ここ数年、私たちは大部分はダラムサラで、時にはデリーのチベット人キャンプ、マジュヌカティラで氏とばったり出会った。彼は私の手をしっかり握ってふり、立ったままで、いつも自分の旅について話し、いかに疲れたかについて話した。彼はこういった。
「お前達若い世代が自由のための戦いを遂行しなければならない」
昨年10月、私と友人は賑わうマクロードガンジ'(ダラムサラのメインストリート)でパルデンギャムツォ師とばったりであった。氏は一人で歩いており、かなり痩せて見えた。いつものように氏は私の手を暖かく握り、「私にはもう残された時間が少ない。たぶんあと数ヶ月だろう。会いに来い」と言った。我々の背後でタクシーのクラクションがなり、おしゃれなパンジャブっ子が自撮りをしていた。巨大なゴミ回収車がメインストリートをふさいでいた。広場は満杯だった。

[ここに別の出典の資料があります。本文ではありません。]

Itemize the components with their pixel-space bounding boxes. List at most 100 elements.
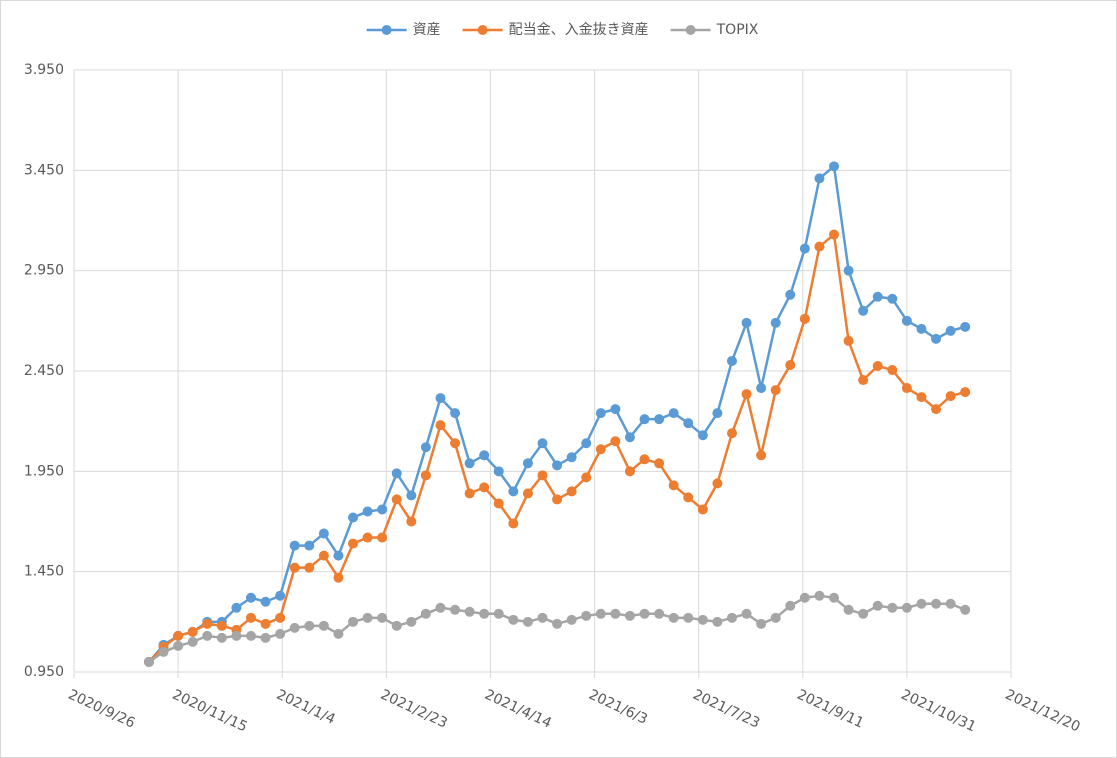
data-point xyxy=(697,504,708,515)
data-point xyxy=(624,432,635,443)
data-point xyxy=(275,612,286,623)
data-point xyxy=(377,612,388,623)
data-point xyxy=(799,592,810,603)
data-point xyxy=(187,636,198,647)
data-point xyxy=(537,612,548,623)
data-point xyxy=(814,590,825,601)
legend-label: TOPIX xyxy=(716,22,759,38)
data-point xyxy=(566,614,577,625)
data-point xyxy=(887,293,898,304)
data-point xyxy=(493,608,504,619)
data-point xyxy=(683,492,694,503)
data-point xyxy=(377,532,388,543)
data-point xyxy=(289,562,300,573)
data-point xyxy=(872,360,883,371)
data-point xyxy=(756,450,767,461)
data-point xyxy=(770,317,781,328)
data-point xyxy=(960,387,971,398)
data-point xyxy=(756,383,767,394)
legend-label: 配当金、入金抜き資産 xyxy=(509,22,649,38)
data-point xyxy=(697,614,708,625)
data-point xyxy=(654,458,665,469)
data-point xyxy=(829,229,840,240)
data-point xyxy=(464,458,475,469)
data-point xyxy=(216,620,227,631)
data-point xyxy=(231,630,242,641)
data-point xyxy=(799,243,810,254)
data-point xyxy=(945,325,956,336)
data-point xyxy=(318,620,329,631)
data-point xyxy=(799,313,810,324)
data-point xyxy=(202,618,213,629)
data-point xyxy=(624,610,635,621)
data-point xyxy=(333,628,344,639)
data-point xyxy=(829,161,840,172)
data-point xyxy=(741,608,752,619)
data-point xyxy=(887,602,898,613)
data-point xyxy=(231,602,242,613)
data-point xyxy=(187,626,198,637)
data-point xyxy=(522,616,533,627)
data-point xyxy=(712,478,723,489)
data-point xyxy=(785,359,796,370)
data-point xyxy=(595,608,606,619)
data-point xyxy=(260,632,271,643)
data-point xyxy=(508,486,519,497)
data-point xyxy=(726,428,737,439)
data-point xyxy=(406,616,417,627)
data-point xyxy=(931,598,942,609)
data-point xyxy=(348,616,359,627)
data-point xyxy=(581,610,592,621)
data-point xyxy=(275,628,286,639)
data-point xyxy=(537,438,548,449)
y-tick-label: 3.950 xyxy=(24,62,64,78)
data-point xyxy=(756,618,767,629)
data-point xyxy=(377,504,388,515)
data-point xyxy=(552,494,563,505)
data-point xyxy=(901,315,912,326)
data-point xyxy=(450,604,461,615)
data-point xyxy=(304,620,315,631)
data-point xyxy=(726,355,737,366)
data-point xyxy=(435,420,446,431)
data-point xyxy=(960,604,971,615)
data-point xyxy=(450,408,461,419)
data-point xyxy=(420,470,431,481)
data-point xyxy=(595,444,606,455)
data-point xyxy=(522,458,533,469)
data-point xyxy=(289,540,300,551)
data-point xyxy=(566,452,577,463)
data-point xyxy=(202,630,213,641)
data-point xyxy=(931,333,942,344)
data-point xyxy=(624,466,635,477)
data-point xyxy=(639,414,650,425)
data-point xyxy=(654,608,665,619)
data-point xyxy=(945,391,956,402)
data-point xyxy=(858,305,869,316)
data-point xyxy=(450,438,461,449)
data-point xyxy=(493,466,504,477)
data-point xyxy=(858,375,869,386)
data-point xyxy=(362,532,373,543)
data-point xyxy=(216,632,227,643)
data-point xyxy=(931,404,942,415)
data-point xyxy=(435,602,446,613)
data-point xyxy=(245,630,256,641)
data-point xyxy=(697,430,708,441)
data-point xyxy=(814,241,825,252)
legend-marker xyxy=(477,25,488,35)
data-point xyxy=(639,454,650,465)
data-point xyxy=(362,506,373,517)
data-point xyxy=(391,468,402,479)
data-point xyxy=(712,616,723,627)
data-point xyxy=(479,450,490,461)
data-point xyxy=(552,460,563,471)
data-point xyxy=(668,480,679,491)
data-point xyxy=(435,393,446,404)
data-point xyxy=(275,590,286,601)
data-point xyxy=(683,612,694,623)
legend-marker xyxy=(685,25,696,35)
data-point xyxy=(348,538,359,549)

しかし、氏に一緒に写真を撮ろうと提案すると、氏はこの上なく優雅に、カメラのフラッシュにあわせて、やせこけた腕をつきあげて、「チベット自治!」と叫んだ。そして再び「会いに来い。キルティ僧院に部屋がある」と言った。
私は僧院の中にある氏の部屋を数回訪れた。しかし、そのたびにチベットについての証言会にでかけており、氏は留守であった。最期の証言会は何と今年九月のアメリカで行われている。先週、前日にパルデンギャムツォ氏とであったチベット青年会議(TYC)のジクメとあった時、氏に会いにいっても大丈夫かと尋ねると、ジクメは「肉体的には弱っていたが、精神的には非常に鋭敏だった」といった。しかし、無駄に忙しかったことと、なんやかやで私はパルデンギャムツォ氏に会いに行くことは叶わなかった。死んでしまったことは取り返しがつかない。私は後悔の念を懐き続けるだろう。

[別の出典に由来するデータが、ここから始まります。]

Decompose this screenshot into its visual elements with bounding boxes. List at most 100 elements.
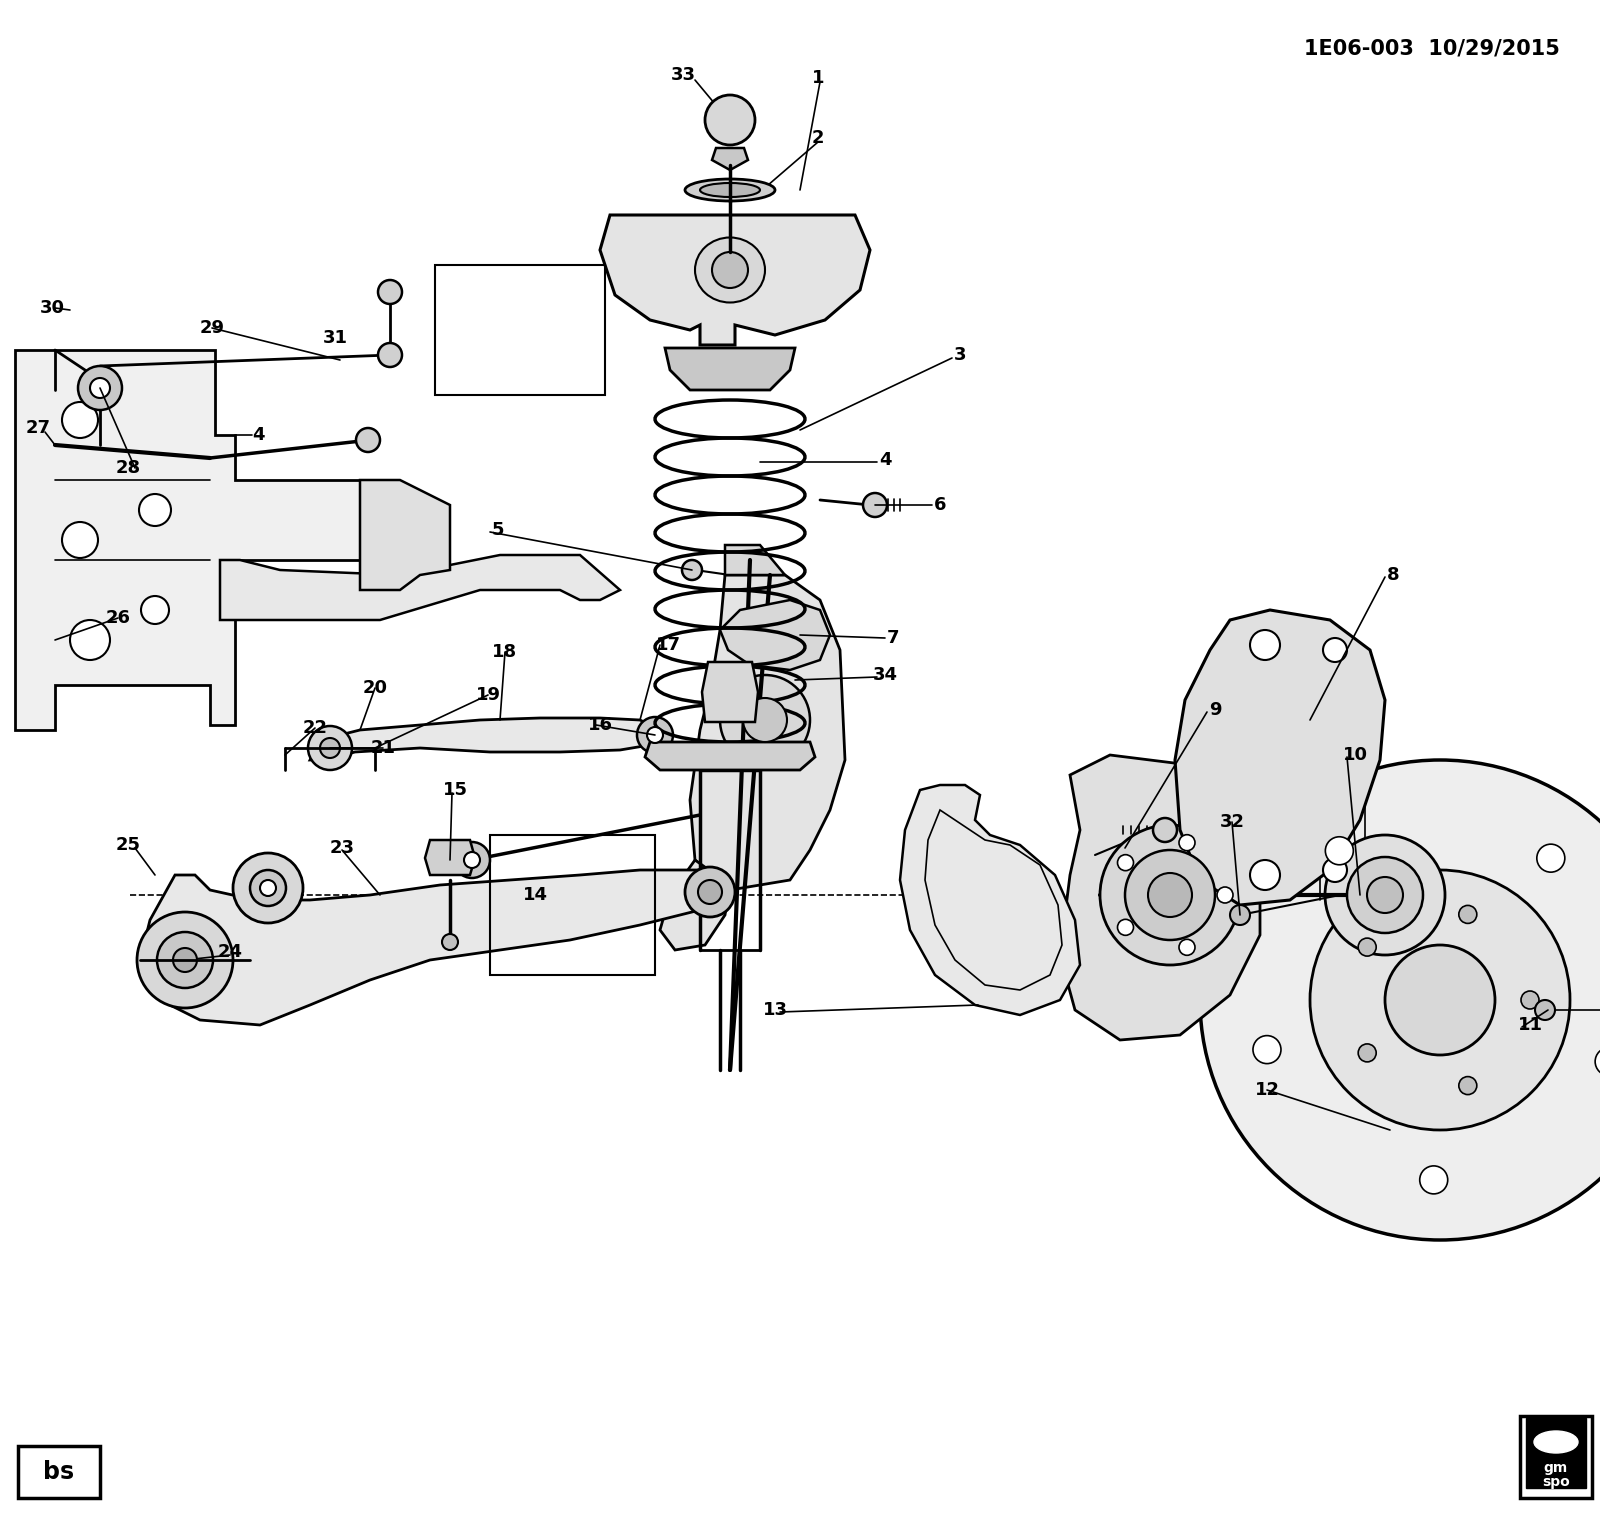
Polygon shape bbox=[899, 785, 1080, 1016]
Circle shape bbox=[1253, 1035, 1282, 1064]
Bar bbox=[435, 265, 605, 396]
Text: 4: 4 bbox=[251, 426, 264, 444]
Circle shape bbox=[1149, 873, 1192, 917]
Text: gm: gm bbox=[1544, 1461, 1568, 1475]
Polygon shape bbox=[690, 575, 845, 890]
Circle shape bbox=[1366, 876, 1403, 913]
Circle shape bbox=[138, 913, 234, 1008]
Circle shape bbox=[78, 365, 122, 409]
Circle shape bbox=[1538, 844, 1565, 872]
Text: 14: 14 bbox=[523, 885, 547, 904]
Text: 22: 22 bbox=[302, 719, 328, 737]
Circle shape bbox=[259, 879, 277, 896]
Text: 4: 4 bbox=[878, 450, 891, 468]
Polygon shape bbox=[1174, 609, 1386, 905]
Circle shape bbox=[637, 717, 674, 753]
Circle shape bbox=[1250, 860, 1280, 890]
Text: 15: 15 bbox=[443, 781, 467, 799]
Text: 3: 3 bbox=[954, 346, 966, 364]
Text: 2: 2 bbox=[811, 129, 824, 147]
Text: 21: 21 bbox=[371, 738, 395, 756]
Text: 27: 27 bbox=[26, 418, 51, 437]
Circle shape bbox=[1101, 825, 1240, 966]
Circle shape bbox=[646, 728, 662, 743]
Circle shape bbox=[1323, 858, 1347, 882]
Circle shape bbox=[307, 726, 352, 770]
Circle shape bbox=[378, 343, 402, 367]
Text: 33: 33 bbox=[670, 67, 696, 83]
Circle shape bbox=[706, 96, 755, 146]
Circle shape bbox=[712, 252, 749, 288]
Circle shape bbox=[1179, 940, 1195, 955]
Text: 28: 28 bbox=[115, 459, 141, 478]
Circle shape bbox=[1358, 1045, 1376, 1061]
Polygon shape bbox=[426, 840, 475, 875]
Circle shape bbox=[157, 932, 213, 988]
Circle shape bbox=[442, 934, 458, 951]
Polygon shape bbox=[712, 149, 749, 170]
Polygon shape bbox=[645, 741, 814, 770]
Ellipse shape bbox=[701, 183, 760, 197]
Text: 11: 11 bbox=[1517, 1016, 1542, 1034]
Polygon shape bbox=[141, 870, 720, 1025]
Circle shape bbox=[698, 879, 722, 904]
Text: 12: 12 bbox=[1254, 1081, 1280, 1099]
Circle shape bbox=[250, 870, 286, 907]
Circle shape bbox=[1323, 638, 1347, 662]
Circle shape bbox=[1230, 905, 1250, 925]
Text: 8: 8 bbox=[1387, 565, 1400, 584]
Circle shape bbox=[173, 948, 197, 972]
Circle shape bbox=[742, 697, 787, 741]
Text: 24: 24 bbox=[218, 943, 243, 961]
Text: 7: 7 bbox=[886, 629, 899, 647]
Polygon shape bbox=[310, 719, 661, 760]
Bar bbox=[1520, 1416, 1592, 1498]
Circle shape bbox=[1325, 835, 1445, 955]
Text: 1E06-003  10/29/2015: 1E06-003 10/29/2015 bbox=[1304, 38, 1560, 58]
Circle shape bbox=[1310, 870, 1570, 1129]
Circle shape bbox=[70, 620, 110, 659]
Text: 32: 32 bbox=[1219, 813, 1245, 831]
Polygon shape bbox=[221, 555, 621, 620]
Text: 29: 29 bbox=[200, 318, 224, 337]
Circle shape bbox=[1459, 905, 1477, 923]
Text: 25: 25 bbox=[115, 835, 141, 854]
Circle shape bbox=[1250, 631, 1280, 659]
Circle shape bbox=[1347, 857, 1422, 932]
Text: 17: 17 bbox=[656, 637, 680, 653]
Circle shape bbox=[378, 280, 402, 305]
Circle shape bbox=[454, 841, 490, 878]
Circle shape bbox=[1534, 1001, 1555, 1020]
Text: spo: spo bbox=[1542, 1475, 1570, 1489]
Text: 30: 30 bbox=[40, 299, 64, 317]
Circle shape bbox=[1595, 1048, 1600, 1075]
Circle shape bbox=[1154, 819, 1178, 841]
Polygon shape bbox=[1059, 755, 1261, 1040]
Polygon shape bbox=[600, 215, 870, 346]
Ellipse shape bbox=[694, 238, 765, 303]
Circle shape bbox=[1386, 944, 1494, 1055]
Text: 13: 13 bbox=[763, 1001, 787, 1019]
Text: 23: 23 bbox=[330, 838, 355, 857]
Text: 26: 26 bbox=[106, 609, 131, 628]
Polygon shape bbox=[725, 544, 786, 575]
Bar bbox=[490, 835, 654, 975]
Polygon shape bbox=[666, 349, 795, 390]
Polygon shape bbox=[720, 600, 830, 670]
Polygon shape bbox=[360, 481, 450, 590]
Circle shape bbox=[1117, 855, 1133, 870]
Polygon shape bbox=[14, 350, 370, 731]
Circle shape bbox=[1125, 850, 1214, 940]
Circle shape bbox=[720, 675, 810, 766]
Circle shape bbox=[1200, 760, 1600, 1240]
Text: 31: 31 bbox=[323, 329, 347, 347]
Circle shape bbox=[685, 867, 734, 917]
Circle shape bbox=[682, 559, 702, 581]
Circle shape bbox=[62, 522, 98, 558]
Circle shape bbox=[1117, 919, 1133, 935]
Bar bbox=[1526, 1417, 1586, 1489]
Circle shape bbox=[1522, 991, 1539, 1010]
Polygon shape bbox=[661, 860, 730, 951]
Text: 9: 9 bbox=[1208, 700, 1221, 719]
Bar bbox=[18, 1446, 99, 1498]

我々ができること、いやしなければならない重要なことは、われらがヒーローが、自由のための戦いを続けることである。ツェリンシャキャ(国際チベット学会会長)はパルデンギャムツォの獄中体験を記した『雪の下の炎』の序文でこう辛辣に述べている。
「宗主国の支配者にとって、発電所や新しいスタジアムやきらめくディスコの電飾や五つ星のホテルが、人々の尊厳を恢復し、その遺産を再生することにはならない、と理解することは難しい。若い運動家たちは両親たちの苦難と生活苦を忘れていない。」
バトンは世代をこえて受け継がれ、自由へ向かう道へと運ばれていかねばならない。最近、[ダライラマ特使として中国との交渉にあたっていた]ロディギャリ氏がなくなり、今回はパルデンギャムツォ師が逝去されたことは、一つの時代の終わりを告げている。彼らの体験と智慧は誰かに代行できるものではないが、創造的な非暴力の抵抗運動のための革新的な思想へと引き継いでいくことは出来る。」
チベット高原に住む人々の苦しみは、我々がこの抵抗運動を、最大限に執拗かつ緊急に、遂行することによってのみ癒されるのである。

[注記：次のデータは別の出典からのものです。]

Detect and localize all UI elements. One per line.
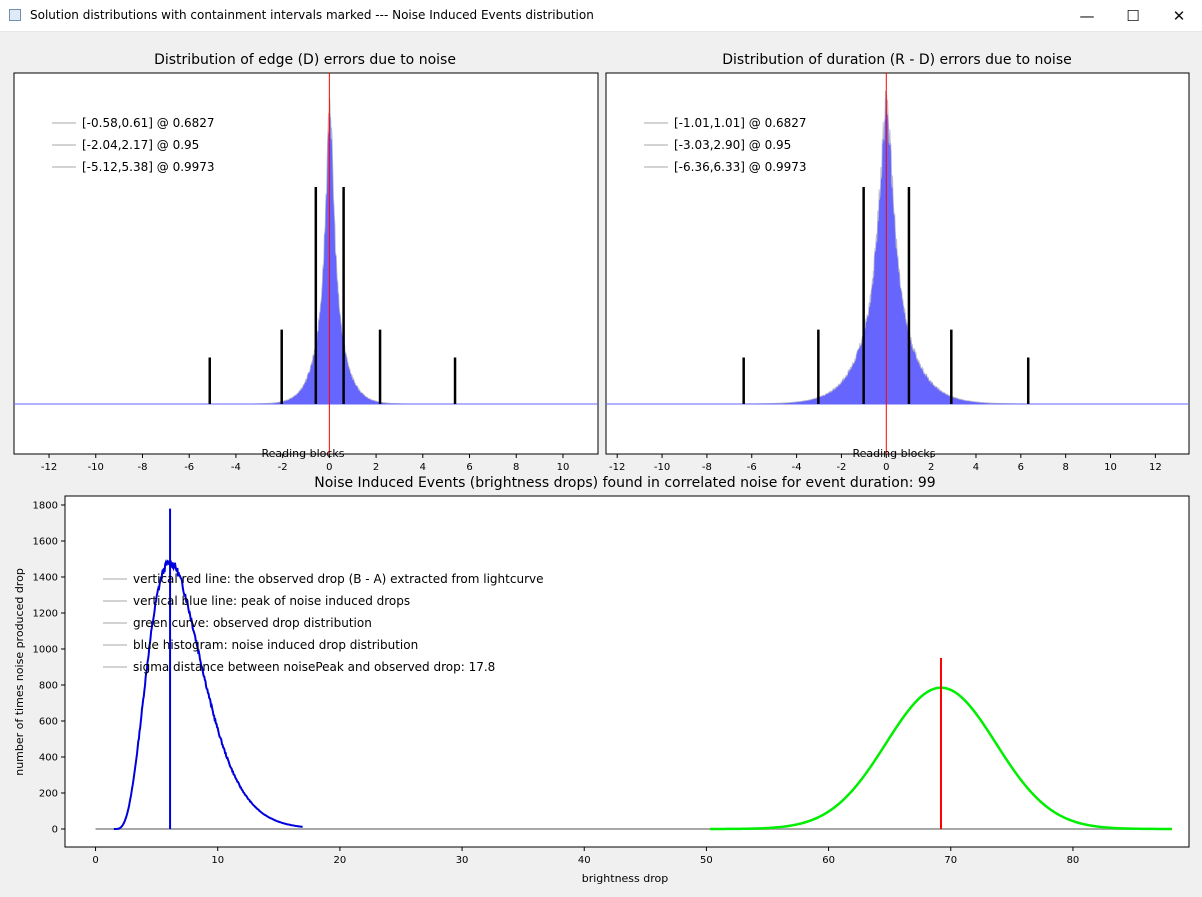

さようなら、パルデン・ギャムツォ師。我々はあなたがすぐにまた、世界の屋根の上に住む赤い顔のチベット人に生まれ変わるように祈っています。戦いは続いている。あなたは戻って来なければならない! (この見解は著者のものであり、必ずしも当ウェブサイト=パユルのものではありません。)